Kris Rydland paused, as she always does before receiving her medal. Her hands in a thanks position.
The Chaska head coach kept telling people before the season this was the team she's been waiting for.
That pause was a reflection on the moment, a third-place finish in Class AAA at the Target Center in downtown Minneapolis, the first state medal since 2016 for Chaska.
It was a reflection on the season. A conference championship. A 13th straight qualification into the state meet in high kick.
In the end, it wasn't the song. It wasn't the beautiful choreography. It wasn't the costumes. It wasn't the placing at state. It was the girls that Rydland was waiting for.

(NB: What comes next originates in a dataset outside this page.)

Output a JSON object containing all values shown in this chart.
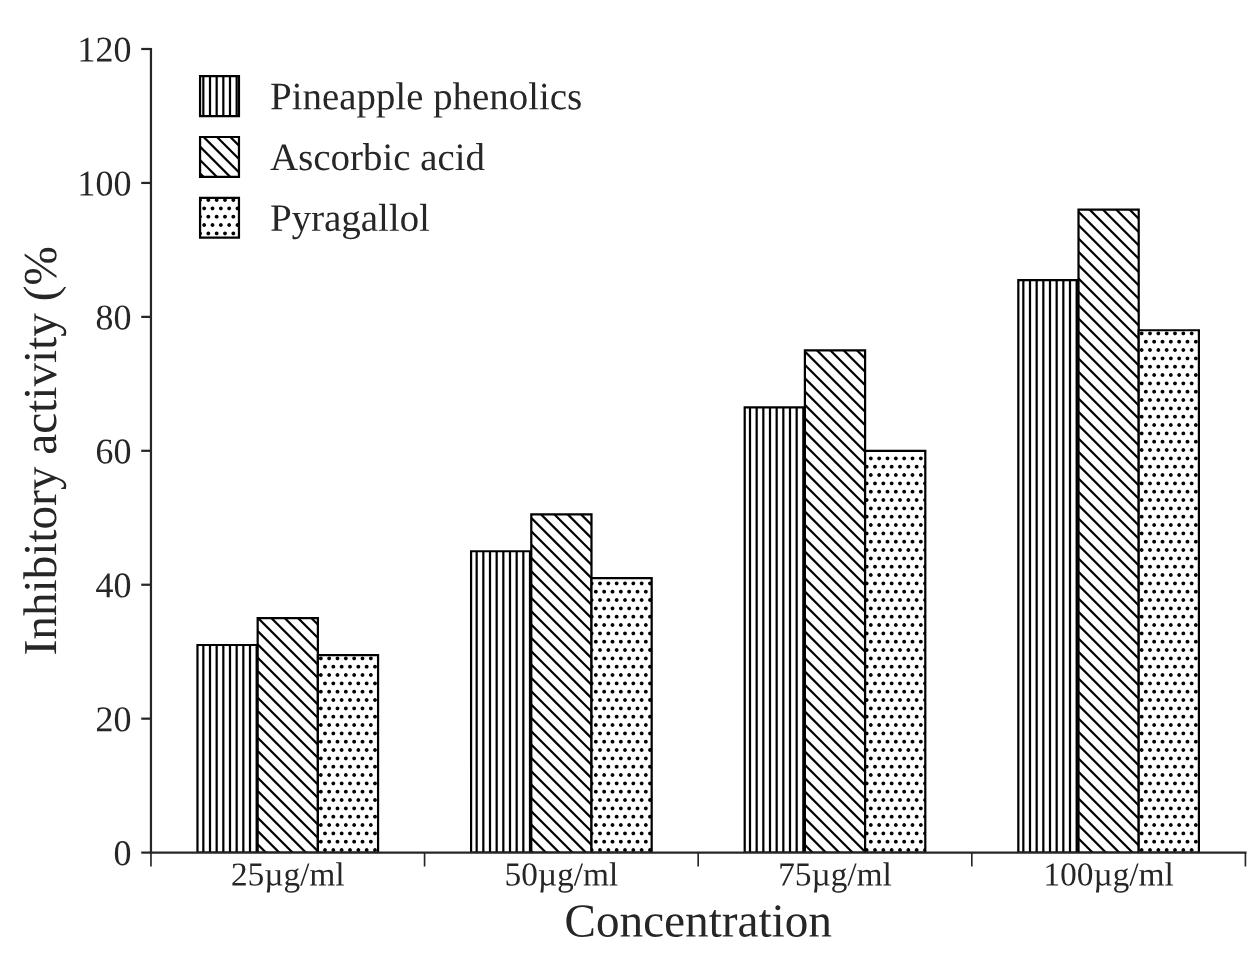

It was seniors, three that were multi-year captains in Kianne Bouavichith, Carmen Fix and Courtney Rydeen, that took ownership in the team. Held leadership conferences with their teammates every week.

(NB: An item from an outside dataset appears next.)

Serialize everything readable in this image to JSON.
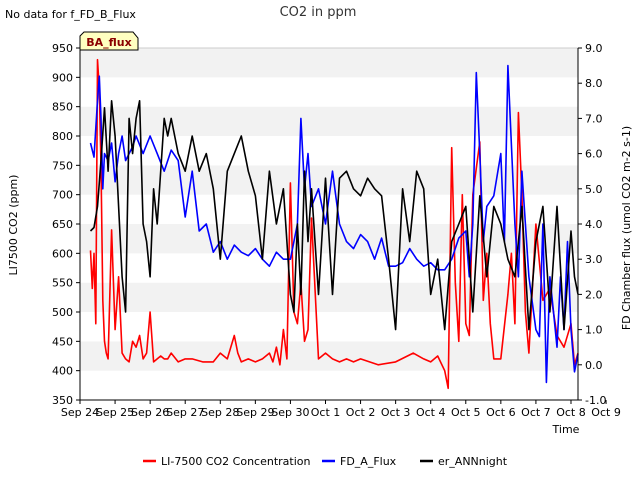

It was 19 returning kick members, a team that came together as one with new members this season.
"These were the girls we needed to have for this strong of a finish. It's hard to keep up with the teams with 3,000-student enrollment. When you have girls like this, you can do it. Their dedication, their drive, they're all around good humans more than anything else," Rydland said.
For Fix, who finished out her five-year run on the dance team with the same white ribbon and third-place medal that she did in 2016 as an eighth grader, this was a season she and her teammates built up to.
Every year's state experience took them to a higher place.
"Everything about this year has been different than any other year. Something about this team that has been unique. Something I've never experienced before," Fix said. "Walking on the floor tonight, we just felt completely confident. There was nothing more we could have done heading into our state performance."
It didn't matter our placing, we had a performance of a lifetime and that is what made tonight so special," she added.
Third behind Eastview and Wayzata following the afternoon preliminaries Feb. 15, a half-point in the judges' average away from the defending champion Trojanettes, Chaska saw its finals scores jump two points, an average of 91.37.
Wayzata posting an average of 91.62.
When it came to ranking score, Chaska and Wayzata both had 12. Four judges had Chaska higher, four had Wayzata higher. A tie.
The tie-breaker going to Wayzata as Chaska tied Brainerd on one judge sheet.
Second, third, it all seemed the same to the Chaska team based on their reactions. Pure joy. The expressions on their faces said it all.
"Last year they were amazing leaders but they became stronger this year," Rydland said of the captains. "There was never a point where we had to regroup or come up with a new plan. We just kept going up, up, up. The trust they have in one another and the unity we have as a team. It's truly we do this together, we get better together."
Eastview, shutout from a state title in 2019, swept the jazz and kick competitions, scores in the mid-90s in the finals in kick.
Brainerd, Lakeville North and Prior Lake rounded out the top six kick teams.
For Fix, growing up watching her sister, Greta, win state titles with Chaska. Growing up watching the 2014 and 2015 teams, their leadership, leaving that part of the legacy was much more important to her than medals, or honors.
Leadership, strength, power, across all grades on the team, is what allows Chaska year in and year out to compete with the big schools in Class 3A.
"We just have a lot of trust and love in the teams that are coming ahead. We feel like we've learned from such great leaders before us and we were able to take the team we were given and take them to new places. We feel so comfortable and confident in leaving them next year. We have a really experienced junior class, very experienced junior leaders, that will do amazing things.
"We hope the example we've set these past few years will carry them on to great things," Fix added.